Cream cheese frosting is crucial, nuts are fine, and raisins don’t belong anywhere within a two-mile radius.
Cold, hard fact: I make the best carrot cake in the entire universe. Even if you don’t like carrot cake, you will like my carrot cake. That is not innuendo, but it can be if you’d like that. We don’t have to tell my husband. My carrot cake is flavorful and moist. It does not care if you have a problem with the word “moist,” because it is a fierce, confident cake that will make no apologies for who it is. It’s here! It’s moist! Get used to it!
The more you think about carrot cake, the less it makes sense. Like the name implies, it contains carrots, yet is not “carrot-y”—their subtle flavor is overpowered by the high caramel of brown sugar, the warm embrace of cinnamon and nutmeg and clove. It is impossibly tender, but not so much that it falls apart into a million errant crumbs. It is the least enticing cake in the bakery case, but in a Grand Royale Taste Test Cake-Off, carrot cake wins. It will always win. At least, mine will. I’m sure of it.

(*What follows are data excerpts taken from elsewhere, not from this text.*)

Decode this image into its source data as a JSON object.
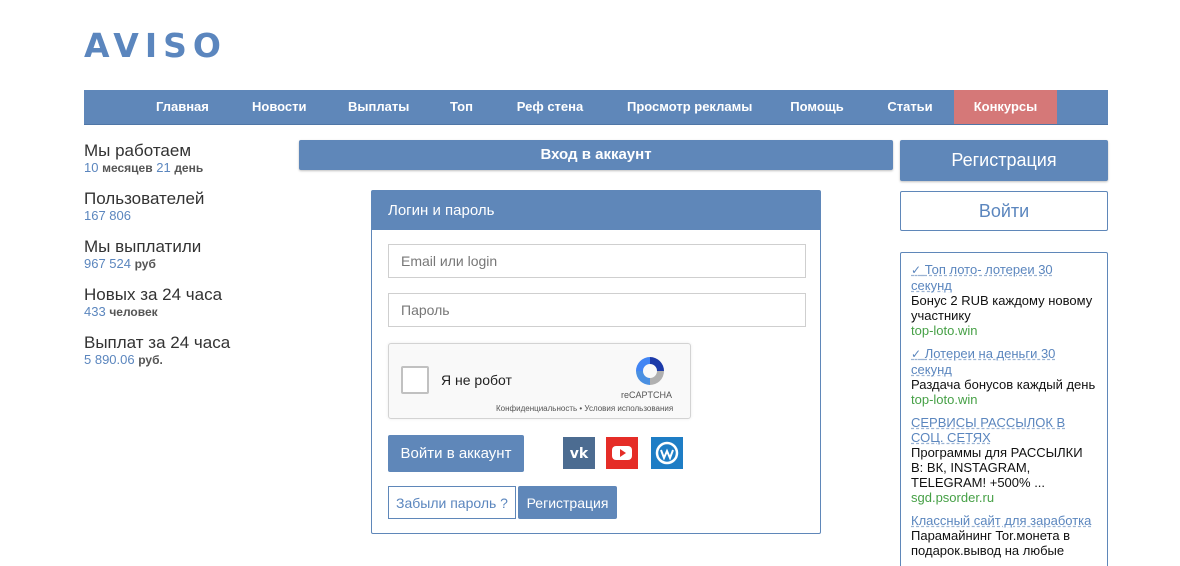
{
  "logo": "AVISO",
  "nav": [
    {
      "label": "Главная"
    },
    {
      "label": "Новости"
    },
    {
      "label": "Выплаты"
    },
    {
      "label": "Топ"
    },
    {
      "label": "Реф стена"
    },
    {
      "label": "Просмотр рекламы"
    },
    {
      "label": "Помощь"
    },
    {
      "label": "Статьи"
    },
    {
      "label": "Конкурсы"
    }
  ],
  "colors": {
    "accent": "#5f87b9",
    "contest": "#d57878",
    "ad_site": "#46a046"
  },
  "stats": [
    {
      "label": "Мы работаем",
      "v1": "10",
      "u1": "месяцев",
      "v2": "21",
      "u2": "день"
    },
    {
      "label": "Пользователей",
      "v1": "167 806",
      "u1": "",
      "v2": "",
      "u2": ""
    },
    {
      "label": "Мы выплатили",
      "v1": "967 524",
      "u1": "руб",
      "v2": "",
      "u2": ""
    },
    {
      "label": "Новых за 24 часа",
      "v1": "433",
      "u1": "человек",
      "v2": "",
      "u2": ""
    },
    {
      "label": "Выплат за 24 часа",
      "v1": "5 890.06",
      "u1": "руб.",
      "v2": "",
      "u2": ""
    }
  ],
  "login": {
    "bar_title": "Вход в аккаунт",
    "panel_title": "Логин и пароль",
    "email_placeholder": "Email или login",
    "password_placeholder": "Пароль",
    "captcha_label": "Я не робот",
    "captcha_brand": "reCAPTCHA",
    "captcha_links": "Конфиденциальность • Условия использования",
    "submit_label": "Войти в аккаунт",
    "forgot_label": "Забыли пароль ?",
    "register_label": "Регистрация",
    "social_icons": [
      "vk-icon",
      "youtube-icon",
      "webmoney-icon"
    ]
  },
  "side": {
    "register_label": "Регистрация",
    "enter_label": "Войти"
  },
  "ads": [
    {
      "check": "✓",
      "title": "Топ лото- лотереи 30 секунд",
      "desc": "Бонус 2 RUB каждому новому участнику",
      "site": "top-loto.win"
    },
    {
      "check": "✓",
      "title": "Лотереи на деньги 30 секунд",
      "desc": "Раздача бонусов каждый день",
      "site": "top-loto.win"
    },
    {
      "check": "",
      "title": "СЕРВИСЫ РАССЫЛОК В СОЦ. СЕТЯХ",
      "desc": "Программы для РАССЫЛКИ В: ВК, INSTAGRAM, TELEGRAM! +500% ...",
      "site": "sgd.psorder.ru"
    },
    {
      "check": "",
      "title": "Классный сайт для заработка",
      "desc": "Парамайнинг Tor.монета в подарок.вывод на любые",
      "site": ""
    }
  ]
}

Carrot cakes come in all shapes and sizes, adorned with all sorts of nuts, candied carrot ribbons, and little carrots made out of colored icing, but there are a few things that carrot cake must always have:
Carrots, of course, even though they’re second banana to everything else in this show. (Speaking of bananas, you can replace the carrots in this recipe with same amount of smushed bananas for banana cake. That cake will overwhelmingly taste like bananas, while no carrot cake has ever tasted like carrots.) In fact, I cannot think of another dessert that relies on carrots for a dang thing. Are the carrots here only for a healthy shot of vitamin A? That sounds good. Let’s go with that.
Cream cheese frosting, unless you want everyone to hate you. No one is coming for carrot cake with plain vanilla frosting, or whatever “playful twist” you’ve decided to disappoint your friends with. This cake, even one as spectacular as mine, is always at heart merely a vessel for frosting. It is uncouth to scoop frosting out of a bowl and lick it off your fingers. Pair it with cake? All good. Pair it with carrot cake? Why, that sounds like a very adult and responsible sort of cake! Go forth and eat two cups!
Spices, because they balance the cream cheese frosting and make it better than it could ever be on its own. If cream cheese frosting is John Hall, then toasty spices are Daryl Oates.
Things that a carrot cake can sometimes have:
Nuts, specifically toasted pecans or walnuts. They add textural contrast, which is very nice with a cake this melt-in-your-mouth tender, and a bit of savoriness that helps the spices balance all that sweetness. I am very pro-nuts. Once again, that is also not meant to be innuendo, but it can be if you’d like. This is a very naughty cake.
Things that a carrot cake can never, ever have:
Pineapple, because this is not a pineapple cake. That is a totally different cake. This probably happened because of some Dole recipe contest back in the days when it seemed exotic, like a tropical vacation in a can. We, the people, have accepted you, pineapple. You don’t need to be stealing carrots’ thunder, because they’ve got image problems of their own. Besides, you have piña coladas now, so you’re all good.
Coconut, same goes for you. Stay in your lane.
Raisins, because they are the fucking WORST. I don’t care if you like them or if you think I’m some sort of elitist food snob: You are wrong and you need to know that. Nuts add good textural contrast. Raisins make people think, “My goodness, is that a sugary booger in my mouth?” Raisins make you think you’re getting chocolate chips, but instead you get that crap that the worst people in the neighborhood hand out at Halloween. If I want raisins in my carrot cake, I’ll ask for “carrot raisin cake.” They don’t just get to show up in desserts, acting like they belong there when they have no business stepping outside of the world of trail mix. Uninvited raisins are like a Pauly Shore cameo in Schindler’s List.
This cake has, literally, sugar and spice and everything nice, and now, when you make it for your friends, they’ll go off to lands far and wide and sing the praises of your carrot cake. The enormity of this carrot cake is too much for me to carry alone, and so I share its light with you. From this day forward, it shall be ours, together.